I am coming to my conclusion. It is somewhat safer with the two criteria of autonomy plus life expectancy and of unbearable and irremediable suffering. It limits the scope of the moral and legal change, or regression as I would see it, that we are undertaking here. That is why I have tabled Amendment 84 and why I think it is so essential.
My Lords, I added my name to Amendment 84 since I think the noble Lord, Lord Frost, has struck gold with this amendment. Requiring
“unbearable suffering … which cannot be relieved by treatment”,
raises four critical issues at the epicentre of the Bill. First, his amendment exposes the total unreliability of a six-month prognosis of a terminal illness, as we have heard from numerous noble Lords. Trying to predict life expectancy is a hopeless exercise, especially when medical advances are improving at such a phenomenal rate. As the noble and learned Lord, the sponsor, said in relation to a prediction of six months to live, we are not dealing with certainty. I am with him on that.
Let me give the Committee an illustration from a real case. I know of somebody who was given a 5% chance of living for 10 years because he was suffering from an advanced aggressive cancer. It is not exact, but a 5% chance of living for 10 years approximates broadly to a reasonable expectation of dying within six months. That was 21 years ago and, as far as I know, I am still here—noble Lords will correct me if I have got that wrong. It does sometimes feel slightly otherworldly, listening to these debates.
Secondly, the requirement in Amendment 84 for unbearable suffering that cannot be relieved by treatment would have the obvious merit of bringing the effectiveness of palliative care into play, which is not currently the case as the Bill stands. As we know, the experts say that palliative care relieves pain in most cases and can help people who want to die to want to live. That is why a full assessment by a palliative care specialist is so important, as earlier amendments sensibly proposed. But the noble and learned Lord has said he is
“incredibly opposed to unbearable suffering as the root”
of this Bill. His view is unsurprising since the effectiveness of palliative care would significantly reduce the Bill’s impact.
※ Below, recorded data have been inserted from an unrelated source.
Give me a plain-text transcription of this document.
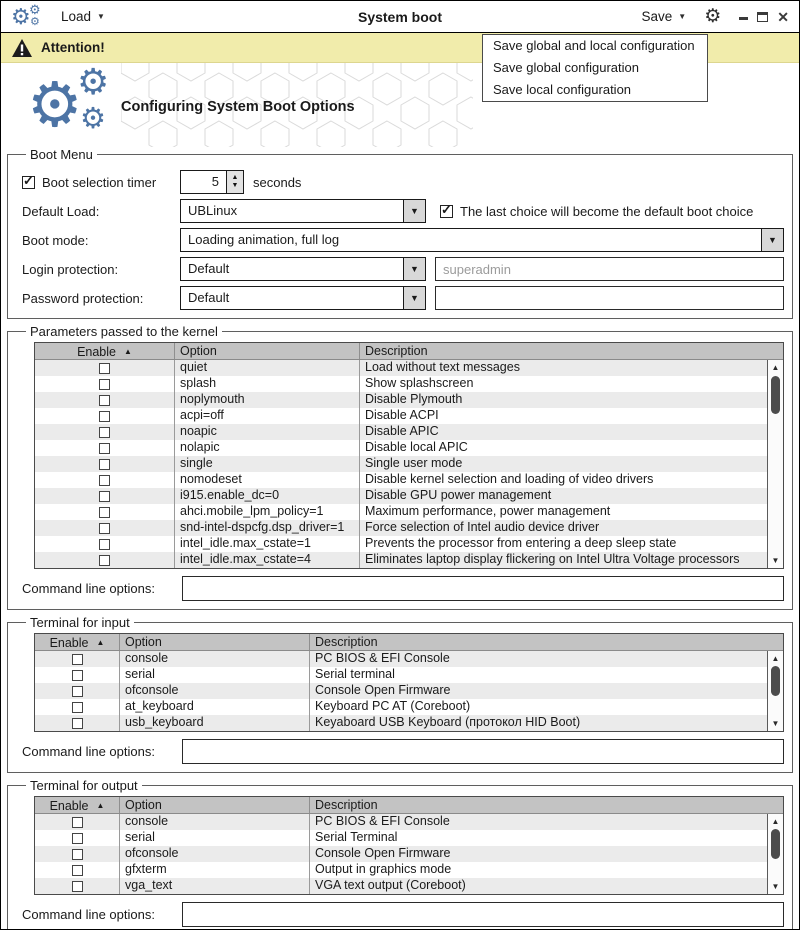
⚙
⚙
⚙ Load ▼	System boot	Save ▼ ⚙	✕
Attention!	Save global and local configuration
Save global configuration
Save local configuration
⚙
⚙
⚙ Configuring System Boot Options
Boot Menu
✓
Boot selection timer	5	▲
▼ seconds
Default Load:	UBLinux	▼ ✓	The last choice will become the default boot choice
Boot mode:	Loading animation, full log	▼
Login protection:	Default	▼
superadmin
Password protection:	Default	▼
Parameters passed to the kernel
Enable ▲	Option	Description
quiet	Load without text messages
splash	Show splashscreen
noplymouth	Disable Plymouth
acpi=off	Disable ACPI
noapic	Disable APIC
nolapic	Disable local APIC
single	Single user mode
nomodeset	Disable kernel selection and loading of video drivers
i915.enable_dc=0	Disable GPU power management
ahci.mobile_lpm_policy=1	Maximum performance, power management
snd-intel-dspcfg.dsp_driver=1	Force selection of Intel audio device driver
intel_idle.max_cstate=1	Prevents the processor from entering a deep sleep state
intel_idle.max_cstate=4	Eliminates laptop display flickering on Intel Ultra Voltage processors
▲
▼
Command line options:
Terminal for input
Enable ▲	Option	Description
console	PC BIOS & EFI Console
serial	Serial terminal
ofconsole	Console Open Firmware
at_keyboard	Keyboard PC AT (Coreboot)
usb_keyboard	Keyaboard USB Keyboard (протокол HID Boot)
▲
▼
Command line options:
Terminal for output
Enable ▲	Option	Description
console	PC BIOS & EFI Console
serial	Serial Terminal
ofconsole	Console Open Firmware
gfxterm	Output in graphics mode
vga_text	VGA text output (Coreboot)
▲
▼
Command line options:
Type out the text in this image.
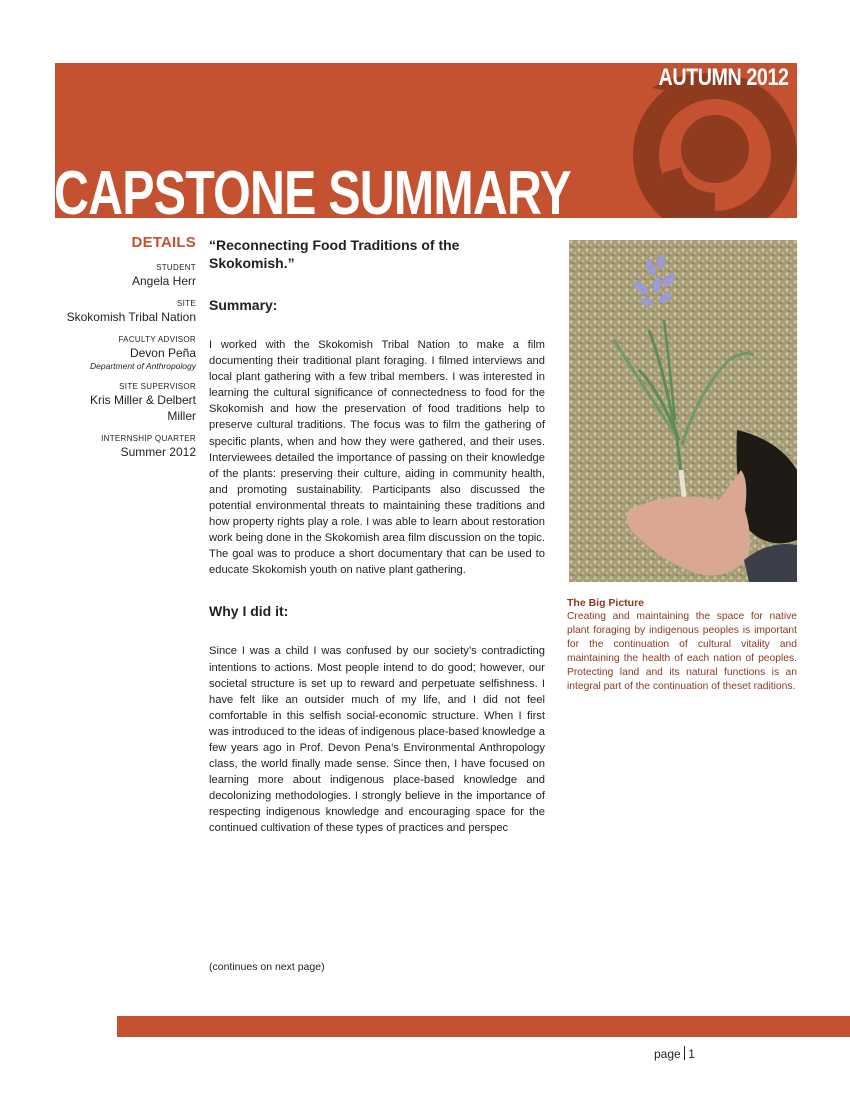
AUTUMN 2012
CAPSTONE SUMMARY
DETAILS
STUDENT
Angela Herr
SITE
Skokomish Tribal Nation
FACULTY ADVISOR
Devon Peña
Department of Anthropology
SITE SUPERVISOR
Kris Miller & Delbert Miller
INTERNSHIP QUARTER
Summer 2012
“Reconnecting Food Traditions of the Skokomish.”
Summary:

I worked with the Skokomish Tribal Nation to make a film documenting their traditional plant foraging. I filmed interviews and local plant gathering with a few tribal members. I was interested in learning the cultural significance of connectedness to food for the Skokomish and how the preservation of food traditions help to preserve cultural traditions. The focus was to film the gathering of specific plants, when and how they were gathered, and their uses. Interviewees detailed the importance of passing on their knowledge of the plants: preserving their culture, aiding in community health, and promoting sustainability. Participants also discussed the potential environmental threats to maintaining these traditions and how property rights play a role. I was able to learn about restoration work being done in the Skokomish area film discussion on the topic. The goal was to produce a short documentary that can be used to educate Skokomish youth on native plant gathering.

Why I did it:

Since I was a child I was confused by our society’s contradicting intentions to actions. Most people intend to do good; however, our societal structure is set up to reward and perpetuate selfishness. I have felt like an outsider much of my life, and I did not feel comfortable in this selfish social-economic structure. When I first was introduced to the ideas of indigenous place-based knowledge a few years ago in Prof. Devon Pena’s Environmental Anthropology class, the world finally made sense. Since then, I have focused on learning more about indigenous place-based knowledge and decolonizing methodologies. I strongly believe in the importance of respecting indigenous knowledge and encouraging space for the continued cultivation of these types of practices and perspec

(continues on next page)
The Big Picture
Creating and maintaining the space for native plant foraging by indigenous peoples is important for the continuation of cultural vitality and maintaining the health of each nation of peoples. Protecting land and its natural functions is an integral part of the continuation of theset raditions.
page 1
So the noble and learned Lord falls back on the personal autonomy argument, telling the Select Committee that the essence of the Bill is autonomy—you have a choice, it is autonomy—and it would give people the option of an assisted death if they have simply had enough of life. This is the third issue that would be resolved by Amendment 84. Should the National Health—health—Service really be assisting a person to kill themselves if they have simply had enough of life, whether or not they are in pain and whether or not their feelings relate to their terminal illness? Is that what a health service should be doing? That starts to look very much like assisted suicide.
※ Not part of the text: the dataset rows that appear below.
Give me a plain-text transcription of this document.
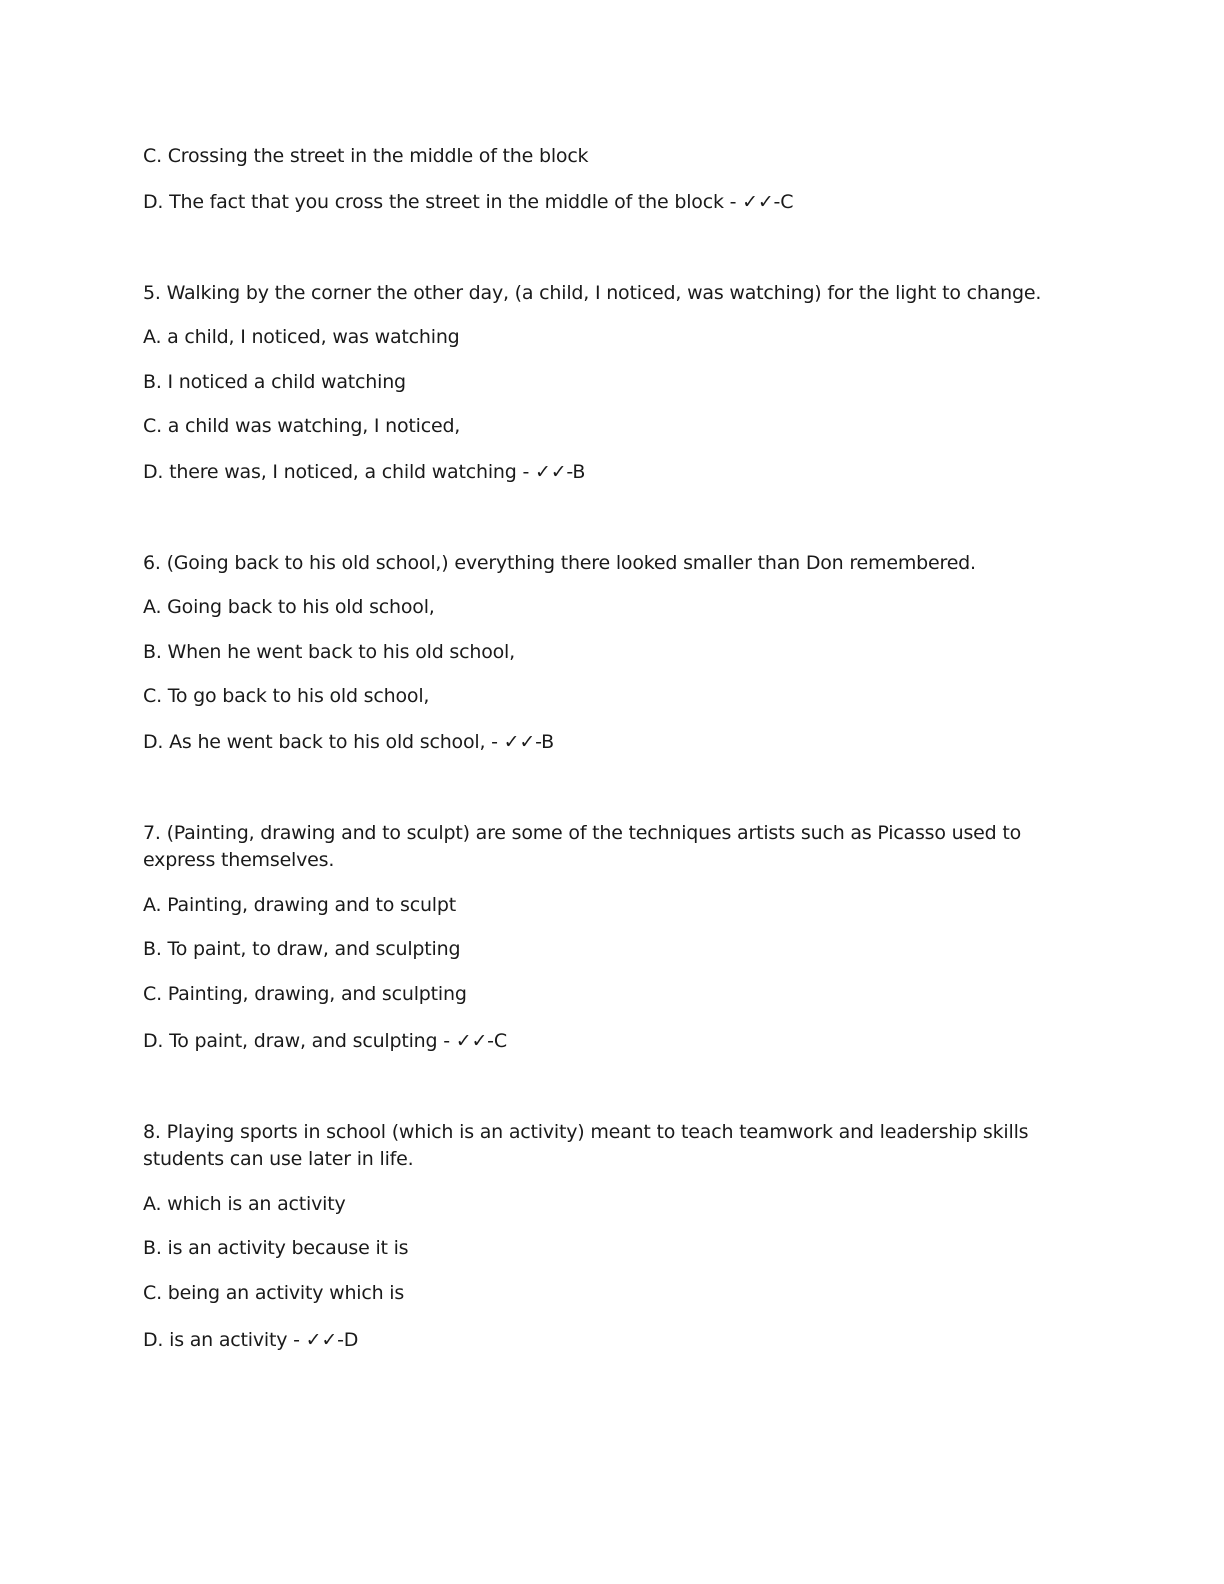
C. Crossing the street in the middle of the block
D. The fact that you cross the street in the middle of the block - ✓✓-C
5. Walking by the corner the other day, (a child, I noticed, was watching) for the light to change.
A. a child, I noticed, was watching
B. I noticed a child watching
C. a child was watching, I noticed,
D. there was, I noticed, a child watching - ✓✓-B
6. (Going back to his old school,) everything there looked smaller than Don remembered.
A. Going back to his old school,
B. When he went back to his old school,
C. To go back to his old school,
D. As he went back to his old school, - ✓✓-B
7. (Painting, drawing and to sculpt) are some of the techniques artists such as Picasso used to express themselves.
A. Painting, drawing and to sculpt
B. To paint, to draw, and sculpting
C. Painting, drawing, and sculpting
D. To paint, draw, and sculpting - ✓✓-C
8. Playing sports in school (which is an activity) meant to teach teamwork and leadership skills students can use later in life.
A. which is an activity
B. is an activity because it is
C. being an activity which is
D. is an activity - ✓✓-D
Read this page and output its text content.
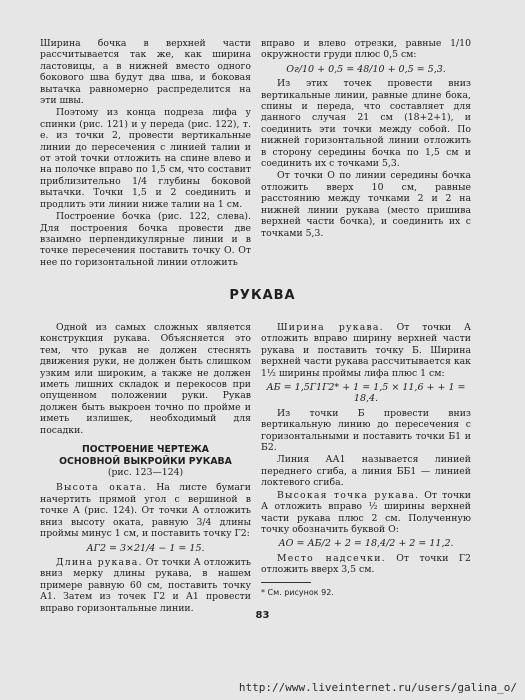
Ширина бочка в верхней части рассчитывается так же, как ширина ластовицы, а в нижней вместо одного бокового шва будут два шва, и боковая вытачка равномерно распределится на эти швы.

Поэтому из конца подреза лифа у спинки (рис. 121) и у переда (рис. 122), т. е. из точки 2, провести вертикальные линии до пересечения с линией талии и от этой точки отложить на спине влево и на полочке вправо по 1,5 см, что составит приблизительно 1/4 глубины боковой вытачки. Точки 1,5 и 2 соединить и продлить эти линии ниже талии на 1 см.

Построение бочка (рис. 122, слева). Для построения бочка провести две взаимно перпендикулярные линии и в точке пересечения поставить точку О. От нее по горизонтальной линии отложить

вправо и влево отрезки, равные 1/10 окружности груди плюс 0,5 см:

Ог/10 + 0,5 = 48/10 + 0,5 = 5,3.

Из этих точек провести вниз вертикальные линии, равные длине бока, спины и переда, что составляет для данного случая 21 см (18+2+1), и соединить эти точки между собой. По нижней горизонтальной линии отложить в сторону середины бочка по 1,5 см и соединить их с точками 5,3.

От точки О по линии середины бочка отложить вверх 10 см, равные расстоянию между точками 2 и 2 на нижней линии рукава (место пришива верхней части бочка), и соединить их с точками 5,3.

РУКАВА

Одной из самых сложных является конструкция рукава. Объясняется это тем, что рукав не должен стеснять движения руки, не должен быть слишком узким или широким, а также не должен иметь лишних складок и перекосов при опущенном положении руки. Рукав должен быть выкроен точно по пройме и иметь излишек, необходимый для посадки.

ПОСТРОЕНИЕ ЧЕРТЕЖА
ОСНОВНОЙ ВЫКРОЙКИ РУКАВА

(рис. 123—124)

Высота оката. На листе бумаги начертить прямой угол с вершиной в точке А (рис. 124). От точки А отложить вниз высоту оката, равную 3/4 длины проймы минус 1 см, и поставить точку Г2:

АГ2 = 3×21/4 − 1 = 15.

Длина рукава. От точки А отложить вниз мерку длины рукава, в нашем примере равную 60 см, поставить точку А1. Затем из точек Г2 и А1 провести вправо горизонтальные линии.

Ширина рукава. От точки А отложить вправо ширину верхней части рукава и поставить точку Б. Ширина верхней части рукава рассчитывается как 1½ ширины проймы лифа плюс 1 см:

АБ = 1,5Г1Г2* + 1 = 1,5 × 11,6 + + 1 = 18,4.

Из точки Б провести вниз вертикальную линию до пересечения с горизонтальными и поставить точки Б1 и Б2.

Линия АА1 называется линией переднего сгиба, а линия ББ1 — линией локтевого сгиба.

Высокая точка рукава. От точки А отложить вправо ½ ширины верхней части рукава плюс 2 см. Полученную точку обозначить буквой О:

АО = АБ/2 + 2 = 18,4/2 + 2 = 11,2.

Место надсечки. От точки Г2 отложить вверх 3,5 см.

* См. рисунок 92.

83
http://www.liveinternet.ru/users/galina_o/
Fourthly, I respectfully suggest that the noble and learned Lord gets on the Clapham omnibus and asks anyone who supports assisted dying the reasons why they do so. Overwhelmingly, they will say that people should not have to suffer unbearable suffering. Yet, astonishingly, you will not find the words “pain” or “suffering” anywhere in the Bill. I read it word for word last night at great length to check that point. I could not find those words. Without any reference to unbearable suffering, there will be a massive disconnect between the public’s expectation and the Bill’s contents.
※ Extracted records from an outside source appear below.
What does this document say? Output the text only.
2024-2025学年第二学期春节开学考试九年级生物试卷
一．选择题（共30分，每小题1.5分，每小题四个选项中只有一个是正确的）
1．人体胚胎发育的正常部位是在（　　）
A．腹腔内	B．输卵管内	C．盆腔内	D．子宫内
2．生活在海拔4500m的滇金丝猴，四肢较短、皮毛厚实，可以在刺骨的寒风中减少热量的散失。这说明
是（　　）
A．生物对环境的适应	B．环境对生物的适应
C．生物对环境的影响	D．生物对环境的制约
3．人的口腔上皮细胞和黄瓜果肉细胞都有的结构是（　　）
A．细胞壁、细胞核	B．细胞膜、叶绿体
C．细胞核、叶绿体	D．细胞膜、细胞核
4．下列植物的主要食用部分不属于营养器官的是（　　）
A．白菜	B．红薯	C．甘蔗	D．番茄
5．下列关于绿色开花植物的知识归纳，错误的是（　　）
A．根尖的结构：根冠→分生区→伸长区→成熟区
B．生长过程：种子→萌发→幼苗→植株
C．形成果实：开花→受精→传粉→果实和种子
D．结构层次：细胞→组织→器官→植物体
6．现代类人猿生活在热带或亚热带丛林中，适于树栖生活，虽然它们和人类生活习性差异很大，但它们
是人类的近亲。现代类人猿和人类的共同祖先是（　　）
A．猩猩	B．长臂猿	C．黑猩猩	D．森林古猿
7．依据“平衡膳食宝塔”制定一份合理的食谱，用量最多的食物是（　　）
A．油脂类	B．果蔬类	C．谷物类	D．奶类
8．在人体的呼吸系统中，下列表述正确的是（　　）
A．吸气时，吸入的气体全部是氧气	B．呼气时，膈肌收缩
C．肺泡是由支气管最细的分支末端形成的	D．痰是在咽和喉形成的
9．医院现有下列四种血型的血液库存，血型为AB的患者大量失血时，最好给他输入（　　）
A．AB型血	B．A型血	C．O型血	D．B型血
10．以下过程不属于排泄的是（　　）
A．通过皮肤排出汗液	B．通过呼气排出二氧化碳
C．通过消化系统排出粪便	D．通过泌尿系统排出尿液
Let us be clear: the vast majority of the public are not on the edge of their seats watching our deliberations. Very few indeed will have read the Bill. They will therefore have a view of the Bill based on the common-sense assumption that people seeking an assisted death will be suffering unbearable pain. The compelling amendment from the noble Lord, Lord Frost, injects that common sense into the Bill by providing for that, and I heartily support him and Amendment 84.